I’m a millennial. I got my first phone at 17, when I left home for hostel life, a Nokia 6030, which allowed me to play Snake, make calls, and send texts. I used to text with just the thumb at lightning speed.
At 22, my boyfriend gifted me the sleek Lumia 800 with his first salary. But after 3 years, Microsoft couldn’t keep up with the app ecosystem, so I switched to Android with a Motorola.
The upgrades after that were more like accidents of timing.

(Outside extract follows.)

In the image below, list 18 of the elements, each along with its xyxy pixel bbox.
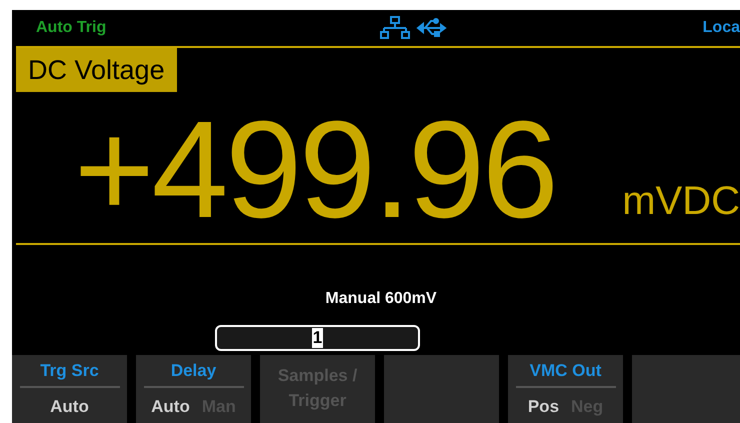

A Redmi Note that lasted me 5 years before the screen shattered. A second-hand Motorola, which died when rain seeped into its cracked screen, just a month back. And now, a OnePlus A5000 from 2017, donated by a friend. Its battery drains fast, the mic only works with the speaker or earphones, and I love it. Also, I never ever bought a power bank in my life.
Somewhere along the way, I realised the uglier and more defective the phone with basic function intact, like calling, Spotify for gym, and UPI, the better it was for me.
A constrained phone becomes a functional tool while an upgrade sleek phone becomes the unwanted companion. Cracks in the screen mean you stop caring if it slips. A dying battery means you use your phone consciously. A glitchy mic - well, I still have to figure out the benefit of this constraint.
Over the years, in their own small ways, these flawed devices kept weakening my cravings for content consumption. They freed me from the subtle anxiety of always needing my phone at hand. I stopped caring if my phone slipped, ran out of battery, or lagged. I stopped caring if I forgot it at home.
When you don’t care about your phone, you are in a ‘Selfish Functional’ relationship with your phone.
In a selfish-functional relationship, you only think about yourself, not about the notifications, not about capturing every moment, not about illusory urgent messages. That cuts down the noise and brings self-awareness, which brings clarity, and the power shifts from the device to the human.
All these years, while I was trying to digitally de-addict, my broken phones were quietly helping me. They stripped away the shine, the temptation, the obsession. They helped me remember that I am the master, not the device.
And in their brokenness, I found clarity.